Ranko, did you get a chance to test this? I've attached the patch
since it doesn't revert cleanly ..
[NET_SCHED]: Revert "avoid transmit softirq on watchdog wakeup" optimization
As noticed by Ranko Zivojnovic <[EMAIL PROTECTED]>, calling qdisc_run
from the timer handler can result in deadlock:
> CPU#0
>
> qdisc_watchdog() fires and gets dev->queue_lock
> qdisc_run()...qdisc_restart()...
> -> releases dev->queue_lock and enters dev_hard_start_xmit()
>
> CPU#1
>
> tc del qdisc dev ...
> qdisc_graft()...dev_graft_qdisc()...dev_deactivate()...
> -> grabs dev->queue_lock ...
>
> qdisc_reset()...{cbq,hfsc,htb,netem,tbf}_reset()...qdisc_watchdog_cancel()...

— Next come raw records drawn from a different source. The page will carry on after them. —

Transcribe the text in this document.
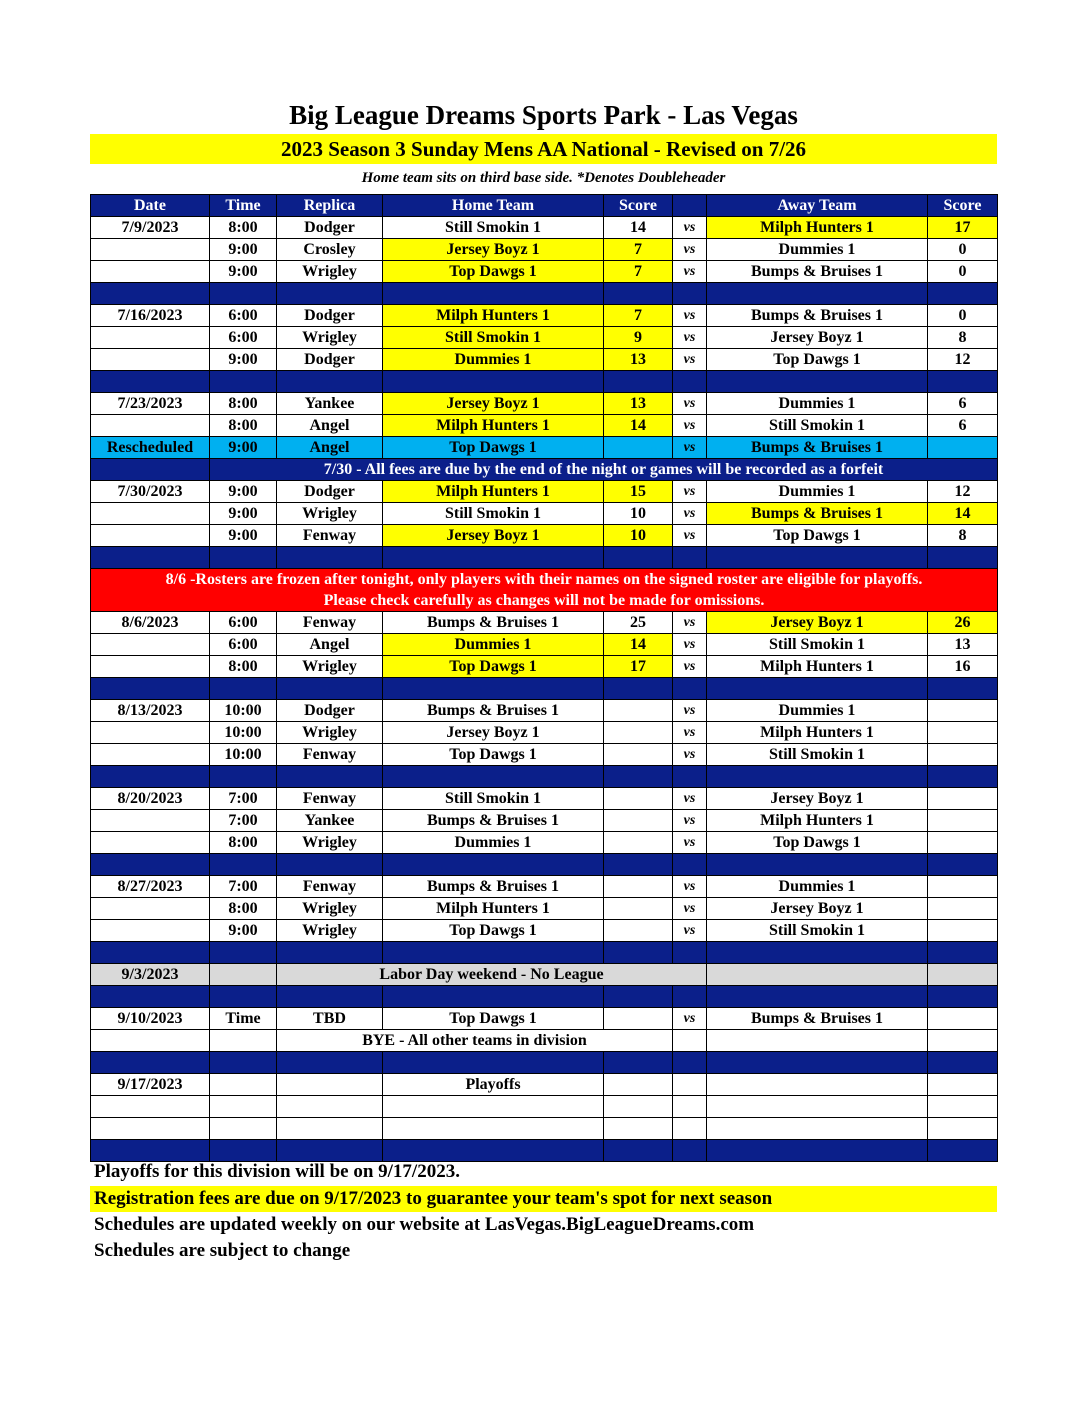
Big League Dreams Sports Park - Las Vegas
2023 Season 3 Sunday Mens AA National - Revised on 7/26
Home team sits on third base side. *Denotes Doubleheader
Date	Time	Replica	Home Team	Score		Away Team	Score
7/9/2023	8:00	Dodger	Still Smokin 1	14	vs	Milph Hunters 1	17
	9:00	Crosley	Jersey Boyz 1	7	vs	Dummies 1	0
	9:00	Wrigley	Top Dawgs 1	7	vs	Bumps & Bruises 1	0

7/16/2023	6:00	Dodger	Milph Hunters 1	7	vs	Bumps & Bruises 1	0
	6:00	Wrigley	Still Smokin 1	9	vs	Jersey Boyz 1	8
	9:00	Dodger	Dummies 1	13	vs	Top Dawgs 1	12

7/23/2023	8:00	Yankee	Jersey Boyz 1	13	vs	Dummies 1	6
	8:00	Angel	Milph Hunters 1	14	vs	Still Smokin 1	6
Rescheduled	9:00	Angel	Top Dawgs 1		vs	Bumps & Bruises 1	
	7/30 - All fees are due by the end of the night or games will be recorded as a forfeit						
7/30/2023	9:00	Dodger	Milph Hunters 1	15	vs	Dummies 1	12
	9:00	Wrigley	Still Smokin 1	10	vs	Bumps & Bruises 1	14
	9:00	Fenway	Jersey Boyz 1	10	vs	Top Dawgs 1	8

8/6 -Rosters are frozen after tonight, only players with their names on the signed roster are eligible for playoffs.
Please check carefully as changes will not be made for omissions.							

8/6/2023	6:00	Fenway	Bumps & Bruises 1	25	vs	Jersey Boyz 1	26
	6:00	Angel	Dummies 1	14	vs	Still Smokin 1	13
	8:00	Wrigley	Top Dawgs 1	17	vs	Milph Hunters 1	16

8/13/2023	10:00	Dodger	Bumps & Bruises 1		vs	Dummies 1	
	10:00	Wrigley	Jersey Boyz 1		vs	Milph Hunters 1	
	10:00	Fenway	Top Dawgs 1		vs	Still Smokin 1	

8/20/2023	7:00	Fenway	Still Smokin 1		vs	Jersey Boyz 1	
	7:00	Yankee	Bumps & Bruises 1		vs	Milph Hunters 1	
	8:00	Wrigley	Dummies 1		vs	Top Dawgs 1	

8/27/2023	7:00	Fenway	Bumps & Bruises 1		vs	Dummies 1	
	8:00	Wrigley	Milph Hunters 1		vs	Jersey Boyz 1	
	9:00	Wrigley	Top Dawgs 1		vs	Still Smokin 1	

9/3/2023		Labor Day weekend - No League					

9/10/2023	Time	TBD	Top Dawgs 1		vs	Bumps & Bruises 1	
		BYE - All other teams in division					

9/17/2023			Playoffs				

Playoffs for this division will be on 9/17/2023.
Registration fees are due on 9/17/2023 to guarantee your team's spot for next season
Schedules are updated weekly on our website at LasVegas.BigLeagueDreams.com
Schedules are subject to change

> -> hrtimer_cancel() - waiting for the qdisc_watchdog() to exit, while still
> holding dev->queue_lock
>
> CPU#0
>
> dev_hard_start_xmit() returns ...
> -> wants to get dev->queue_lock(!)
>
> DEADLOCK!
The entire optimization is a bit questionable IMO, it moves potentially
large parts of NET_TX_SOFTIRQ work to TIMER_SOFTIRQ/HRTIMER_SOFTIRQ,
which kind of defeats the separation of them.
Signed-off-by: Patrick McHardy <[EMAIL PROTECTED]>
diff --git a/net/sched/sch_api.c b/net/sched/sch_api.c
index d92ea26..4fd0bec 100644
--- a/net/sched/sch_api.c
+++ b/net/sched/sch_api.c
@@ -278,11 +278,7 @@ static enum hrtimer_restart qdisc_watchdog(struct hrtimer
*timer)
wd->qdisc->flags &= ~TCQ_F_THROTTLED;
smp_wmb();
- if (spin_trylock(&dev->queue_lock)) {
- qdisc_run(dev);
- spin_unlock(&dev->queue_lock);
- } else
- netif_schedule(dev);
+ netif_schedule(dev);
return HRTIMER_NORESTART;
}